Voilà révélée en des termes simples l’absolue transparence des relations entre Père, Fils et Esprit. Entre eux, tout est partagé, reçu et donné. L’Esprit renvoie au Fils et le Fils au Père. Communion parfaite des Trois. Ce qui est à l’un est totalement à l’autre. Voilà ce qu’est la Trinité. Notre Dieu n’est pas un Etre statique, immuable, dans une ailleurs inaccessible, il est une RELATION et il veut communiquer aux hommes une parcelle de sa nature.

Dieu offre le modèle parfait de ce que devraient être les relations entre les hommes. Il est l’expression la plus haute du bonheur d’aimer et d’être aimé

Jésus est venu nous révéler ce Dieu. Il est

-Père pour nous,

-Fils avec nous,

-Esprit en nous.

Ces quelques versets du chapitre 16 de Jean nous font ainsi pénétrer dans la compréhension de ce qu’est Dieu. Mais ils nous disent autre chose encore sur la pédagogie de Jésus à notre égard.

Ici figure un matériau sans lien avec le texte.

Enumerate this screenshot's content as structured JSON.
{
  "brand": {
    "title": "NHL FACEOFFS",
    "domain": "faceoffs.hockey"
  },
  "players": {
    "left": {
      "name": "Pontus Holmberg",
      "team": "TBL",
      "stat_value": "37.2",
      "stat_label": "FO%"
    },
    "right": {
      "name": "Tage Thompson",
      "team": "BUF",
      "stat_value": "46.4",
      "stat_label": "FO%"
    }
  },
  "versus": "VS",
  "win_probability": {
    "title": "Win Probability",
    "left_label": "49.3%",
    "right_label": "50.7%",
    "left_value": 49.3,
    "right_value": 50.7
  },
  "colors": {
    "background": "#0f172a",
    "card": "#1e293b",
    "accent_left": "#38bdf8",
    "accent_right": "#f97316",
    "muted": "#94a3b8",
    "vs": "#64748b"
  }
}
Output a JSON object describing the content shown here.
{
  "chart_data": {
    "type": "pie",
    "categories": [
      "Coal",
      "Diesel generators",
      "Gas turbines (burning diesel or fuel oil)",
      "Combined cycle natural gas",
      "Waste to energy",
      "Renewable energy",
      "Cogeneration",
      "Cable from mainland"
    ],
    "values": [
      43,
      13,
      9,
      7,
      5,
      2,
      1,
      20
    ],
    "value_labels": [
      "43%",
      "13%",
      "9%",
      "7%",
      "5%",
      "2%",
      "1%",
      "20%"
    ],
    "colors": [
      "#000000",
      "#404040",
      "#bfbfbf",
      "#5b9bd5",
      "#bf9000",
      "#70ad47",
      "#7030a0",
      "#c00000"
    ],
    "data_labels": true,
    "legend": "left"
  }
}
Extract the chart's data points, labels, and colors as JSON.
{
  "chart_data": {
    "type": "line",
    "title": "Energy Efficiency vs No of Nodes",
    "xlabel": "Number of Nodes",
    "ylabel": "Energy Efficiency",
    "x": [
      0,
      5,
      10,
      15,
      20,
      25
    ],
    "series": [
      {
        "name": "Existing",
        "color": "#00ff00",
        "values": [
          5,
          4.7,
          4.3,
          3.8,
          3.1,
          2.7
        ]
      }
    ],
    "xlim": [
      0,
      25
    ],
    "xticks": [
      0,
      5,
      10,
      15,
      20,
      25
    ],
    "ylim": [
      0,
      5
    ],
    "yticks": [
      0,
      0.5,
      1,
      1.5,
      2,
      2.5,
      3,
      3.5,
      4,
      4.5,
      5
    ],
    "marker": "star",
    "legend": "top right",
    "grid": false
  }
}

            Christ n’a rien écrit, nous le savons. Il n’a pas non plus tout dit. C’est lui qui le précise : v. 12 « J’ai encore bien des choses à vous dire mais vous ne pouvez les porter maintenant. » Cela signifie en clair : vous ne pouvez comprendre maintenant ce que j’aurais encore à vous dire.

Si l’on veut bien se donner la peine de relire les Evangiles attentivement, on s’aperçoit que Jésus a rencontré beaucoup de difficultés dans sa mission. Certes, les disciples écoutaient, étaient parfois séduits, mais souvent ils ne comprenaient pas grand choses à ce que le Maître disait ou faisait, ou bien ils comprenaient de travers. Jésus s’en plaignait.  Il arrivait même que les apôtres soient dubitatifs ou scandalisés en raison de ce qu’ils entendaient. Même lorsqu’il parlait en paraboles, c'est-à-dire de manière imagée pour mieux se faire comprendre, il n’était pas sûr que la leçon ait été entendue et alors expliquait le sens de ce qu’il venait de dire. Voyez la parabole du semeur…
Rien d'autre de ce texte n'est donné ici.